Significant advancements have been achieved in understanding the roles of different immune cells, as well as cytokines and chemokines, in the pathogenesis of eosinophilic airway conditions. This review examines the pathogenesis of Chronic Rhinosinusitis with Nasal Polyps (CRSwNP), marked by complex immune dysregulation, with major contributions from type 2 inflammation and dysfunctional airway epithelium. The presence of eosinophils and the role of T-cell subsets, particularly an imbalance between Treg and Th17 cells, are crucial to the disease's pathogenesis. The review also investigates the pathogenesis of eosinophilic asthma, a unique asthma subtype. It is characterized by inflammation and high eosinophil levels, with eosinophils playing a pivotal role in triggering type 2 inflammation.
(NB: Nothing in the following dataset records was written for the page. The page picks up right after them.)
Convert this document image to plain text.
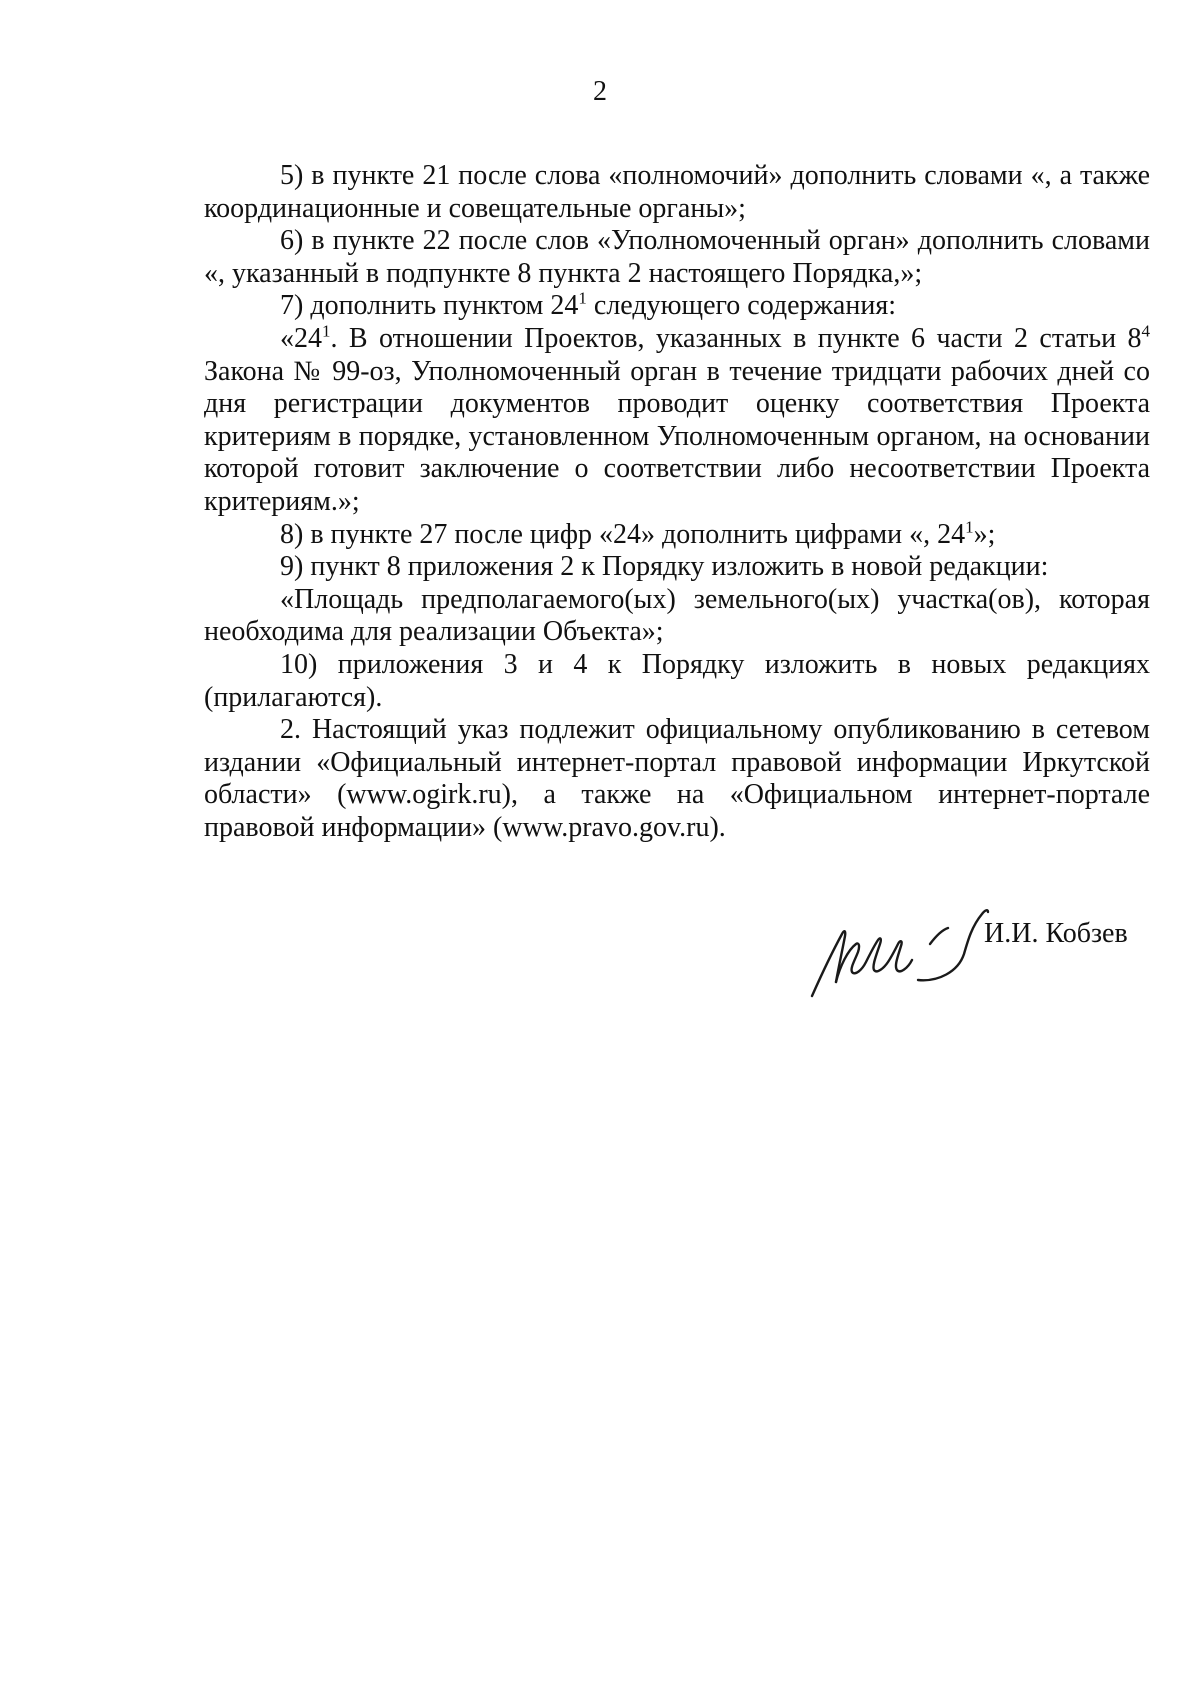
2

5) в пункте 21 после слова «полномочий» дополнить словами «, а также координационные и совещательные органы»;

6) в пункте 22 после слов «Уполномоченный орган» дополнить словами «, указанный в подпункте 8 пункта 2 настоящего Порядка,»;

7) дополнить пунктом $24^1$ следующего содержания:

«$24^1$. В отношении Проектов, указанных в пункте 6 части 2 статьи $8^4$ Закона № 99-оз, Уполномоченный орган в течение тридцати рабочих дней со дня регистрации документов проводит оценку соответствия Проекта критериям в порядке, установленном Уполномоченным органом, на основании которой готовит заключение о соответствии либо несоответствии Проекта критериям.»;

8) в пункте 27 после цифр «24» дополнить цифрами «, $24^1$»;

9) пункт 8 приложения 2 к Порядку изложить в новой редакции:

«Площадь предполагаемого(ых) земельного(ых) участка(ов), которая необходима для реализации Объекта»;

10) приложения 3 и 4 к Порядку изложить в новых редакциях (прилагаются).

2. Настоящий указ подлежит официальному опубликованию в сетевом издании «Официальный интернет-портал правовой информации Иркутской области» (www.ogirk.ru), а также на «Официальном интернет-портале правовой информации» (www.pravo.gov.ru).

И.И. Кобзев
The immune response involves Th2 cells, eosinophils, and IgE, among others, all activated by genetic and environmental factors. The intricate interplay among these elements, chemokines, and innate lymphoid cells results in airway inflammation and hyper-responsiveness, contributing to the pathogenesis of eosinophilic asthma. Another scope of this review is the pathogenesis of Eosinophilic Granulomatosis with Polyangiitis (EGPA); a complex inflammatory disease that commonly affects the respiratory tract and small to medium-sized blood vessels. It is characterized by elevated eosinophil levels in blood and tissues. The pathogenesis involves the activation of adaptive immune responses by antigens leading to T and B cell activation and eosinophil stimulation, which causes tissue and vessel damage. On the other hand, Allergic Bronchopulmonary Aspergillosis (ABPA) is a hypersensitive response that occurs when the airways become colonized by aspergillus fungus, with the pathogenesis involving activation of Th2 immune responses, production of IgE antibodies, and eosinophilic action leading to bronchial inflammation and subsequent lung damage. This analysis scrutinizes how an imbalanced immune system contributes to these eosinophilic diseases. The understanding derived from this assessment can steer researchers toward designing new potential therapeutic targets for efficient control of these disorders.